Она кивнула, проводив нас озадаченным взглядом: у меня никогда не было от нее секретов.
— Ваша жена прелестна. Я был бы счастлив узнать ее поближе и рассказать ей о вас.
— Берегись, я сумею отомстить, ты ведь помнишь?
— Мне кажется, что сегодня ваши угрозы неуместны, ведь вам есть что терять.
— Ты хочешь денег, сколько?
— Вы ведь и правда очень счастливы, не так ли?
— Пусть мое счастье не заботит тебя. Сколько ты хочешь?
— Счастье дорогого стоит, — отвечал он. — Я хочу пятьдесят тысяч ливров в год.
— Тридцать тысяч, — сказал я.
— Пятьдесят. И никакого торга.
Мое сердце бешено стучало; в этой игре меня устраивал лишь выигрыш, и играл я всерьез: любовь моя была подлинной, и подлинной была нависшая надо мной опасность. Нельзя было допустить, чтобы Бомпар заподозрил безграничность своей власти надо мной, иначе он очень скоро разорил бы меня своим вымогательством; я не хотел, чтобы Марианна умерла в нищете.
— Ладно, — сказал я. — Расскажи Марианне.
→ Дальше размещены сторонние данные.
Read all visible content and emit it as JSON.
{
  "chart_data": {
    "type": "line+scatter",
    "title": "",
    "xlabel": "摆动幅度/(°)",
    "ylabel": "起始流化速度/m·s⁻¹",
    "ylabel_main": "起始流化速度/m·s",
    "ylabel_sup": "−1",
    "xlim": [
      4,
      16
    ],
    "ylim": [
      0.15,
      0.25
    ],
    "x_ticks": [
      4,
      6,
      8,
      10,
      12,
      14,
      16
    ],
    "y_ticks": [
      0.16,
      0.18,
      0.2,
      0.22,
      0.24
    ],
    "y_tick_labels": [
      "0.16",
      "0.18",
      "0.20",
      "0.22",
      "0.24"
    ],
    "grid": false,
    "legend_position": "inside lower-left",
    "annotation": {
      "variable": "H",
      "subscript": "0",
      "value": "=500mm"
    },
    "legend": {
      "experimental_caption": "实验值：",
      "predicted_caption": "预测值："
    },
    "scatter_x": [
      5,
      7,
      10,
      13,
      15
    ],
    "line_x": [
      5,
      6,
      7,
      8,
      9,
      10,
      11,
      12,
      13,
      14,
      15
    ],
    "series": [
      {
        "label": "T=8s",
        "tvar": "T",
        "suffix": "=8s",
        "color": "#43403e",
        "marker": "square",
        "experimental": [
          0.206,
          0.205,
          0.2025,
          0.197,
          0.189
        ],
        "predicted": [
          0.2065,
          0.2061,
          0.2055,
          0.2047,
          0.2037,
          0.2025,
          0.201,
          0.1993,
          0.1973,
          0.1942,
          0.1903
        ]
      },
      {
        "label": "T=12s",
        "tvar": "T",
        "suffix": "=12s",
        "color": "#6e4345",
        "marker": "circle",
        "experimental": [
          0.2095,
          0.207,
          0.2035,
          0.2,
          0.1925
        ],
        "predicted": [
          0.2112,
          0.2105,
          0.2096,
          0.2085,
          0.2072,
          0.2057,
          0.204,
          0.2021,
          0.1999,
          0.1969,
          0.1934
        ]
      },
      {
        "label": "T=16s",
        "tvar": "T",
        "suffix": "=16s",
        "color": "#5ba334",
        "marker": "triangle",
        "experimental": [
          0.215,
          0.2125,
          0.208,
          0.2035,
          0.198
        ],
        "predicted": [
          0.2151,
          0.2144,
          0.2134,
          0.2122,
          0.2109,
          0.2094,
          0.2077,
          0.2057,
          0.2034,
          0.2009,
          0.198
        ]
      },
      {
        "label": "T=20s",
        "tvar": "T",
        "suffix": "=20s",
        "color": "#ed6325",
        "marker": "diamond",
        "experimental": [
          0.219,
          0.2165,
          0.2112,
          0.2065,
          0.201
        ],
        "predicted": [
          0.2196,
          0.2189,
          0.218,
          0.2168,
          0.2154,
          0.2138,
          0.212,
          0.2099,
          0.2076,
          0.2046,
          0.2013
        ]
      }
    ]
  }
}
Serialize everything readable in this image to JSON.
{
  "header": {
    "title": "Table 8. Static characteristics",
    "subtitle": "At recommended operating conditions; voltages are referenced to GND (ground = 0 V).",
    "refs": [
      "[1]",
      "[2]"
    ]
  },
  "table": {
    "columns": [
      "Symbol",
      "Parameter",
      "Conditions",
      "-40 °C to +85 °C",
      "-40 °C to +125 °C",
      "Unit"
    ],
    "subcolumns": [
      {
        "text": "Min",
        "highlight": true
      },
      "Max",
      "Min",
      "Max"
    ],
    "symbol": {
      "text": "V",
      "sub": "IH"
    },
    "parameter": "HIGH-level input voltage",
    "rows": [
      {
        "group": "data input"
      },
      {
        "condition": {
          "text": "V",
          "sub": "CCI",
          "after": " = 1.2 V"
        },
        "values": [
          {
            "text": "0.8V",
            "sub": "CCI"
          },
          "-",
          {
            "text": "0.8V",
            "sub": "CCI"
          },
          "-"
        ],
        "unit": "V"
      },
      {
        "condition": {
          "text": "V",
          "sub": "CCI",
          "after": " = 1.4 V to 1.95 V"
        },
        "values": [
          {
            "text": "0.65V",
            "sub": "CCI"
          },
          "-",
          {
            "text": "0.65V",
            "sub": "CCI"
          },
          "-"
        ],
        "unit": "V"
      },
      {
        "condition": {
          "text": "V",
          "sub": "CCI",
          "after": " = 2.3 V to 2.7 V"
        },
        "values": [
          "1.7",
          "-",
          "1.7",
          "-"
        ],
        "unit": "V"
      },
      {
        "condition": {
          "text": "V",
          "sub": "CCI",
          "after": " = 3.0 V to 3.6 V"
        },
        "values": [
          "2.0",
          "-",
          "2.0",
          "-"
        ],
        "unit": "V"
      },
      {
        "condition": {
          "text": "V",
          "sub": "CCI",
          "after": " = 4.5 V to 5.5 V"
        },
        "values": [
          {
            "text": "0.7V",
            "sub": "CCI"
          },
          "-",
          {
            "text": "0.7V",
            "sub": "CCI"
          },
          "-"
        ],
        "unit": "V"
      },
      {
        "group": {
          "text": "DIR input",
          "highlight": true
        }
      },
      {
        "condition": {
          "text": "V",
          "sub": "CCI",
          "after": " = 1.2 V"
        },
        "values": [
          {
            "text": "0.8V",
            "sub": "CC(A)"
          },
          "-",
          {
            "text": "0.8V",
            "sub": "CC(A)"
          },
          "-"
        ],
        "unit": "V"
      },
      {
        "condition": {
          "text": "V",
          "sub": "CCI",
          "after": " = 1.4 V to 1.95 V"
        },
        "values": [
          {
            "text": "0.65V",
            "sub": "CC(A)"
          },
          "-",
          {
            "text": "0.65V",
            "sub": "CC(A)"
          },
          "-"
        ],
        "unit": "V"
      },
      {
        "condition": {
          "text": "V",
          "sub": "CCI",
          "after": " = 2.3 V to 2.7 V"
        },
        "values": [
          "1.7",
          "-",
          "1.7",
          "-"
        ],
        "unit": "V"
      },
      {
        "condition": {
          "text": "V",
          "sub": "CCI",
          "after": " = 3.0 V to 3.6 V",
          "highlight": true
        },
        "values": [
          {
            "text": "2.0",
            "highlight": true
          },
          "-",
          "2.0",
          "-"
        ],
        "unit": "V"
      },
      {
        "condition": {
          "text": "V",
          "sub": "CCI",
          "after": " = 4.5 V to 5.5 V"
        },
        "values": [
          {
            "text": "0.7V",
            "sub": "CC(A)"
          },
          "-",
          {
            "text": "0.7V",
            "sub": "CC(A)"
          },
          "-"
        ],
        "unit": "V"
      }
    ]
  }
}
Она скоро простит мне мою ложь, а ты останешься ни с чем.
Он помялся:
— Сорок тысяч.
— Тридцать. И никакого торга.
— Согласен.
— Деньги получишь завтра. А теперь уходи.
— Ухожу.
Я смотрел ему в спину и вытирал вспотевшие руки. Мне казалось, что на кону стоит моя жизнь.
— Что он хотел от тебя? — спросила Марианна.
— Он хотел денег.
— Почему ты с ним так резко обошелся?
— Он навеял мне тяжелые воспоминания.
— И поэтому ты так разволновался при его появлении?
— Да.
Она смотрела на меня с подозрением:
— Забавно, можно было подумать, что ты его испугался.
— Какая чушь! С чего бы мне его бояться.
— Возможно, между вами произошло что-то, о чем я не знаю.
— Говорю тебе, это человек, которому я причинил много зла. И очень в том раскаиваюсь.
— И это все?
— Разумеется. — Я обнял ее. — Что тебя беспокоит? Разве у меня могут быть от тебя секреты?
Она тронула мой лоб:
— Ах, если б я могла прочесть твои мысли! Я ревную ко всему, что происходит в твоей голове без меня, и к твоему прошлому, о котором я так мало знаю.
— Я рассказывал тебе о моем прошлом.
— Ты о нем рассказывал, но я его не знаю.
Она прижалась ко мне.
— Я был несчастен. И я не жил. Ты дала мне счастье и жизнь…
Я колебался. Мне захотелось во всем признаться, страстно захотелось перестать ей врать, вверить ей себя с моей непомерной правдой: ведь тогда, если она сможет любить меня и бессмертным, я буду и впрямь спасен вместе со всем моим прошлым и безнадежным будущим.
— Да? — В глазах ее был вопрос. Она чувствовала, что я что-то скрываю.